Gauff abdica contro Potapova, Sabalenka lanciata verso la finale

Clamoroso: è fuori la campionessa del Roland Garros 2025. Coco Gauff è stata sconfitta già al terzo turno, battuta 4-6 7-6(3) 7-5 contro Anastasia Potapova, in una partita abbastanza insensata. Solo guardando i dati al servizio della numero 28 del seeding sembrebbe lei la giocatrice ad aver sofferto a lungo con meno del 50% di prime palle in campo e un 35% circa complessivo di punti ottenuti con la seconda palla, con anche otto doppi falli, e invece i disastri più grandi sono stati da parte statunitense.

Gauff ha giocato male quasi tutta la partita, salvatasi sul finire del primo parziale da quattro game consecutivi che le hanno dato il parziale dal 2-4 al 6-4. Poi, a parte qualcosa, è stata sempre troppo passiva e in attesa. Inconcludente quando si trattava di chiudere il punto pur con una rivale che ha commesso oltre 50 errori gratuiti. Potapova però ha tirato fuori più grinta e concretezza, entrando prepotentemente in risposta nel secondo parziale in cui la rivale non ha tenuto alcun game al servizio finché non è stata indietro 2-5, dominando il tie-break e rientrando nel parziale decisivo dall’1-3 al 3-3. Le fasi finali sono state forse la fotografia migliore: sul 4-4 Potapova è stata sotto nel punteggio, al servizio, ma Coco non ha trovato la palla break nemmeno ai vantaggi. Dopo il cambio campo, Gauff è andata 30-0 ma prima si è vista colpita da un dritto lungolinea, poi ha commesso un doppio fallo e sul 30-30 ha tentato una smorzata uscita malissimo dalle corde e, sul match point, una stecca di dritto a segnare la fine della sua difesa del titolo.

Tolta la finale a Roma, la stagione sulla terra battuta per lei si è conclusa in maniera un po’ troppo negativa. Potapova, al contrario, è stata tra le protagoniste se non altro “di seconda fascia” di questi ultimi mesi e adesso avrà un ottavo da giocare contro la connazionale Anna Kalinskaya, che ha superato 6-3 0-6 6-2 Camila Osorio.

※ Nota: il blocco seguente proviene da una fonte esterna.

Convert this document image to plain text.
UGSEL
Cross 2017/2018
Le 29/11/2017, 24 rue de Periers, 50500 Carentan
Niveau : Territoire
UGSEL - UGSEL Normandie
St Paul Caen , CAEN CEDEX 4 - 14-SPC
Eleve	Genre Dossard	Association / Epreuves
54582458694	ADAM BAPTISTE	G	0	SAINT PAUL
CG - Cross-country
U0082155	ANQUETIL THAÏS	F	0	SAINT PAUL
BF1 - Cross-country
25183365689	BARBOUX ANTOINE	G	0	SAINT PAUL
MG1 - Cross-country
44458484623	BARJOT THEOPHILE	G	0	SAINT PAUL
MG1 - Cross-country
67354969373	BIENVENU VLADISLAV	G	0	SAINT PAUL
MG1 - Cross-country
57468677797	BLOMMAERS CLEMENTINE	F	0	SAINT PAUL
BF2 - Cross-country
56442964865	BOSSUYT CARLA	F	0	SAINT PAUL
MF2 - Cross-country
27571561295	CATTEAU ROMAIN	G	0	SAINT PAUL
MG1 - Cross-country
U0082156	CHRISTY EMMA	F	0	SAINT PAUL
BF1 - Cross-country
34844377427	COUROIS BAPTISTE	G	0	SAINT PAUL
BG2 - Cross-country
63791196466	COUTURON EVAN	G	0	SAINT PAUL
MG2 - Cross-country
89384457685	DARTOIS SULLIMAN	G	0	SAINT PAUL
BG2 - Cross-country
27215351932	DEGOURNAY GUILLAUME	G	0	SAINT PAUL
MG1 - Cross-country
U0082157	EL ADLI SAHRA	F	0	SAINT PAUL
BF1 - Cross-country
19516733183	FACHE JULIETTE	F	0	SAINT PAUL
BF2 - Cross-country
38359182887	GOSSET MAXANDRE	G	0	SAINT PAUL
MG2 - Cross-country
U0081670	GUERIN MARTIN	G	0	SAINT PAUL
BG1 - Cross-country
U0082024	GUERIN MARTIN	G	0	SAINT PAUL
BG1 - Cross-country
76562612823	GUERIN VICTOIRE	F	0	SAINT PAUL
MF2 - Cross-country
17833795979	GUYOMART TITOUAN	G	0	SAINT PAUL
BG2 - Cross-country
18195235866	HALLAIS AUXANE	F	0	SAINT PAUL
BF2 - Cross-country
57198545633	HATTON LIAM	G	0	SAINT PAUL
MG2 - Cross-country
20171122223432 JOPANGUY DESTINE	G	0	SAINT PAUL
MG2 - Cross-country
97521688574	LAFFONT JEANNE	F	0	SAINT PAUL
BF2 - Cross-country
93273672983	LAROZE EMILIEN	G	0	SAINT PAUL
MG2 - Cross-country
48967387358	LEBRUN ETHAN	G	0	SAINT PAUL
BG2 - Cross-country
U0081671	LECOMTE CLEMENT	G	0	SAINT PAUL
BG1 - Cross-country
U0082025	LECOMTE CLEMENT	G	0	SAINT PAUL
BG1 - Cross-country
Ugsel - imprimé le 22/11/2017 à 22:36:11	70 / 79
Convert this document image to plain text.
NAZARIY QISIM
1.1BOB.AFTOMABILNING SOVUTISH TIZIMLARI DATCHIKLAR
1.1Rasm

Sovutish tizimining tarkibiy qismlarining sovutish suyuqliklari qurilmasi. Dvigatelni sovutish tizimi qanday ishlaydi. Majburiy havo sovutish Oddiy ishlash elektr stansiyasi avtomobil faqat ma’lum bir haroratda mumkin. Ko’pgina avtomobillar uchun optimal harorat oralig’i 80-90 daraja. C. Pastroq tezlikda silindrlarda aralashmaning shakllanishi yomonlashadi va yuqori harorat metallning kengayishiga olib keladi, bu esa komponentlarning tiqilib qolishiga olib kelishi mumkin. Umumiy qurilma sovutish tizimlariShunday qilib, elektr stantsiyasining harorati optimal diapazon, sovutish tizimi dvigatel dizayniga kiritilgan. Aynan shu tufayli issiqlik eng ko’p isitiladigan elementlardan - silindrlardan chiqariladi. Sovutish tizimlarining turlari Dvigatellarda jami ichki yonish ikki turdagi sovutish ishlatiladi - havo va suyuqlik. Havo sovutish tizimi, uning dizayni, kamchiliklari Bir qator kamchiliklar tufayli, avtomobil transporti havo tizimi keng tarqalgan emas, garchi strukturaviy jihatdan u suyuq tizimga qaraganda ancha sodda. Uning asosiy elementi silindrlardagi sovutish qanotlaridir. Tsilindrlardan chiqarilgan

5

Aryna Sabalenka è stata in campo invece poco più di un’ora per una prova forse in crescendo rispetto alle partite precedenti ma ancora un po’ a due volti. Dominante il primo parziale contro Daria Kasatkina (6-0 in suo favore) mentre la falsa partenza nel secondo ha portato a uno più equilibrato tra errori e fasi poco spettacolari, con la numero 1 del mondo che ha fatto comunque il suo dovere sul 6-5 e ha strappato la battuta alla rivale per tornare agli ottavi dello Slam parigino. Sulla sua strada troverà ora Naomi Osaka, che dopo alcune belle prestazioni a Roma è giunta per la prima volta in carriera al quarto turno del Roland Garros.

Il bel cammino della giapponese è stato impreziosito oggi da un 7-6 6-7 6-4 ai danni di Iva Jovic. Forse la miglior prestazione per lei in carriera sulla terra battuta, anche se due anni fa contro Iga Swiatek toccò forse picchi più alti ma senza concludere, se non altro per la voglia di vincere che ha tirato fuori in una condizione dove in carriera raramente aveva brillato. A vederla muoversi sembra esserci “poco” di gioco da terra battuta, ma la condizione fisica per una volta sembra darle una mano e ha avuto la meglio in una estenuante lotta contro una giocatrice di quasi 10 anni più giovane. Curiosità: Osaka e Sabalenka si erano affrontate solo una volta tra 2017 e 2025, con il famoso ottavo di finale dello US Open 2018 che faceva sperare potesse nascere una rivalità per il decennio, e invece ora sarà il terzo incontro in appena due mesi dopo quelli di Indian Wells e Madrid.

Chi invece torna a casa un po’ troppo presto è Amanda Anisimova, che per varie ragioni non aveva addosso alcun grado di favorita alla vittoria finale ma che poteva essere un’incognita andando avanti nel tabellone. La scarsa attività delle ultime settimane, la fatica dell’ultimo periodo e un match scomodo contro Diane Parry han provocato invece l’uscita di scena della testa di serie numero 6, sconfitta 6-3 4-6 7-6. E si crea un ottavo di finale tra outsiders: Parry, padrona di casa, avrà di fronte a sé la qualificata Maja Chwalinska, che ha vinto la sua sesta partita consecutiva nel 1-6 6-3 6-2 ai danni di Maria Sakkari. La polacca, classe 2001, entrerà definitivamente tra le prime 100 del mondo dopo queste settimane di grande valore e potrà finalmente mettere in mostra la sua lunga serie di smorzate e pallonetti anche nel circuito maggiore.